I prefer virtual machines over dual booting. How'bout 2GB? I'm planning on upgrading. Keep in mind besides the host (FreeBSD) all of the OSes on that list are more than seven years old. The newest one (Leopard) requires only 512MB. On my old 2GB PC, I've gotten away with giving 512MB to VMs.

BTW, I DO NOT want emulation, I want virtualization (much faster).


----------



## sossego (Jun 26, 2014)

There is Xen for PPC on FreeBSD. You will need to contact the mailing list. Qemu can be used provided that the environment is able to support the guest.


----------



## SirDice (Jun 28, 2014)

I'm wondering if yours or the PowerPC architecture, in general, has hardware assisted virtualization. I know the x86 architecture had something since the first Pentium processors and it progressed into Intel's VT-d and VT-x for example. But I couldn't find much about the PowerPC architecture. Some big servers based on PPC seem to have a hardware hypervisor and the G5 may have some functionality but I'm not so sure about the G4.


----------



## in3D (Jul 6, 2014)

I thought you don't need it to be hardware assisted. I thought it just natively executed certain instructions while dynarecing others. BTW sending this from a crazy slow ppc lubuntu live dvd with graphic problems...


----------



## SirDice (Jul 8, 2014)

in3D said:
			
		

> I thought you don't need it to be hardware assisted. I thought it just natively executed certain instructions while dynarecing others.

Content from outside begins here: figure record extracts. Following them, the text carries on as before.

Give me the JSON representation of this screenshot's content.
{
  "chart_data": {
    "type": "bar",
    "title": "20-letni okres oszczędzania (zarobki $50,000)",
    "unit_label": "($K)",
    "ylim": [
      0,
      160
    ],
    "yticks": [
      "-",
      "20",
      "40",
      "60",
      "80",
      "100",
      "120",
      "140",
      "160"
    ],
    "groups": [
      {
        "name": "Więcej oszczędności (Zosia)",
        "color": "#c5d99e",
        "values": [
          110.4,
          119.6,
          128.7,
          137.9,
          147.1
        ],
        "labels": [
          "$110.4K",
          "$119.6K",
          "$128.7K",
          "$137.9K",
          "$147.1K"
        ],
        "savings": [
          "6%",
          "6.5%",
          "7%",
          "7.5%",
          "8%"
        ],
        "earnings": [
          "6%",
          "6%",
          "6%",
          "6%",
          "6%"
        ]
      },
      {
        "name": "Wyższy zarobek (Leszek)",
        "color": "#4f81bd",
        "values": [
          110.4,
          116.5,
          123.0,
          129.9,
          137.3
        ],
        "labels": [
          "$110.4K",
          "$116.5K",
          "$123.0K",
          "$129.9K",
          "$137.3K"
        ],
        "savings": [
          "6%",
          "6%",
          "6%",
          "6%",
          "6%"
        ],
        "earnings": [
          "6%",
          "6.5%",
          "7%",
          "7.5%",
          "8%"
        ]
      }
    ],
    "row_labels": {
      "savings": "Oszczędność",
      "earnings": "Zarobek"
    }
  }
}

Sure, but I think that would be more like emulation instead of virtualization. Which is something you didn't want.

I was hoping somebody with more intimate knowledge about the PPC architecture would respond. I'm genuinely interested in anything and everything low-level and I have to admit I know very little about the PPC architecture.


----------



## in3D (Jul 8, 2014)

yeah me neither. I guess qemu will do. thanks.


----------